December 8, 2009
I met Tim in the early 1970s when, as a college student, I sought intellectual and political kinship in the Root and Branch orbit. Tim was already a close friend of Jeremy’s and, though he seemed an integral part of many conversations at which I lurked on the margins, he never seemed a participant in the grouplet’s organizational discussions. A truck driver at the time, with some sort of intellectual past in the Frankfurt School, Tim appeared to me as a kind of oracle who could voice what “the workers” were thinking. Of course, this was a matter of a twenty year old’s projections; he made no such claims himself. Rather, he was self-effacing without being cynical, humorous without being sarcastic, genuinely fascinated by complexity, and, most important to me, patient. His (and others’) generosity and hospitality towards me had a huge impact on who I have turned out to be, not only on the left (still with affinities for that peculiar niche on the outer margins where we felt most comfortable), not only as a student of the US working class, but also as a teacher and mentor, trying to offer generosity and hospitality to ensuing generations of young women and men.

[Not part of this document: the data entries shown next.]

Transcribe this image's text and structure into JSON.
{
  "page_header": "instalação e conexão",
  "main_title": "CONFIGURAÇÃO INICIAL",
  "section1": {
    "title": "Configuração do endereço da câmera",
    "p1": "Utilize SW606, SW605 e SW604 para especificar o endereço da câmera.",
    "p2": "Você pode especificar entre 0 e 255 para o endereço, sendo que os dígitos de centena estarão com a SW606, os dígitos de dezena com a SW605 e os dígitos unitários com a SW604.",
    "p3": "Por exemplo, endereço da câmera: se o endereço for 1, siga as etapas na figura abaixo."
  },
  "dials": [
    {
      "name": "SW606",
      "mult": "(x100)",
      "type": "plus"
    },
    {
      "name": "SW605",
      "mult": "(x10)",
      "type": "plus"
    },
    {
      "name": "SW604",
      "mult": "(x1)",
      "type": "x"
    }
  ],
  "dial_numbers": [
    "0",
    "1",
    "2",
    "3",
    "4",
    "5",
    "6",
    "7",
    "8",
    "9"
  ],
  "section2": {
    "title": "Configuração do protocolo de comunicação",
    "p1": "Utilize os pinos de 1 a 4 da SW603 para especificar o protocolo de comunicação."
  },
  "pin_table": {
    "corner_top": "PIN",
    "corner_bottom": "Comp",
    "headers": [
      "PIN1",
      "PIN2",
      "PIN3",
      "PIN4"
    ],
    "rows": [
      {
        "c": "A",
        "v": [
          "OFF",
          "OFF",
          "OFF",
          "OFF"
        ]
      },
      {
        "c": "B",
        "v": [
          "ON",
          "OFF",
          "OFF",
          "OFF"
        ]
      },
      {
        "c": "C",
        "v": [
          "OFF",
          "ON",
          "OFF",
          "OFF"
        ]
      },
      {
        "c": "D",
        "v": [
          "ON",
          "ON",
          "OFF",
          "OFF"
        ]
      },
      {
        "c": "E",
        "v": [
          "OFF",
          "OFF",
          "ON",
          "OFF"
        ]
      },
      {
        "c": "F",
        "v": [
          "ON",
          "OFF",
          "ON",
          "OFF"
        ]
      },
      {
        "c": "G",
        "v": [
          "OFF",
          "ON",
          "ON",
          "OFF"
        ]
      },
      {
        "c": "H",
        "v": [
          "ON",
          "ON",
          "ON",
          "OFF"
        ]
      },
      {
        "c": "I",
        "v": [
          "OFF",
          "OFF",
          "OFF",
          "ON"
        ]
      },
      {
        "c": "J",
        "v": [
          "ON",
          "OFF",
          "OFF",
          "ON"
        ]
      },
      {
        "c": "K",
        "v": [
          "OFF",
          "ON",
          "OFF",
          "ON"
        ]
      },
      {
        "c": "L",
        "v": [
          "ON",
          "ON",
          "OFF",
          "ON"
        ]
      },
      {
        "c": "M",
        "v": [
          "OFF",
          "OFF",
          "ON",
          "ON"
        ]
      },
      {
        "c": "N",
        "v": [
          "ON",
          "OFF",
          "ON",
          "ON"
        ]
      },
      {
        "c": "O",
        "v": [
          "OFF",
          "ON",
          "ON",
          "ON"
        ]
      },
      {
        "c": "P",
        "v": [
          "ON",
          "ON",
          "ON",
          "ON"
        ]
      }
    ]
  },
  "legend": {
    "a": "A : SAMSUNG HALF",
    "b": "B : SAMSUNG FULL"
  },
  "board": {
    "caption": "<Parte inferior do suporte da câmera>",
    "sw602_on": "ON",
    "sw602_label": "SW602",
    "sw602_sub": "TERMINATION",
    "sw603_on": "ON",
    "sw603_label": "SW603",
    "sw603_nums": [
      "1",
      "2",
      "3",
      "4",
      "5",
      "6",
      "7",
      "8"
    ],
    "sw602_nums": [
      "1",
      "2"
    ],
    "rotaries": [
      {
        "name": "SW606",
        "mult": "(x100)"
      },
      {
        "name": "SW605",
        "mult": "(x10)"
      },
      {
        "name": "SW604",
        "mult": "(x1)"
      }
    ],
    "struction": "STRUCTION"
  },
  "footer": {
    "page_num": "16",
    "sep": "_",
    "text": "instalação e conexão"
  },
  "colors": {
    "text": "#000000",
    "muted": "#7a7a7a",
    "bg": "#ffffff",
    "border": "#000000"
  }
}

Two stories have stuck with me all these years. Tim told me that, even though he was a critic of virtually everything his union, a Teamsters’ local, was doing, a critic of their leadership, and a critic of their structures, his workmates referred to him as a “strong union man.” That was some complexity for this twenty year old to chew on. A few years later, as Tim and Jeremy were about to embark on the journey to seek oral interviews that would become, in 1976, I think, COMMON SENSE FOR HARD TIMES, our shared mentor/touchstone/guru Paul Mattick, Sr., challenged them: “Why do you want to know what workers are thinking? They’ll think one thing today and something completely different tomorrow.” Even though neither they nor I had a thought-through response to his challenge, they departed anyway, conducted their interviews, and put their book together. And it was terrific. Even if their respondents might have changed their minds by the time the book hit the stands. More complexity.
I didn’t have much contact with Tim in recent years, though I read his postings and marveled at his continuing collaborations with Jeremy. He was often in my mind and my heart. And he will continue to be.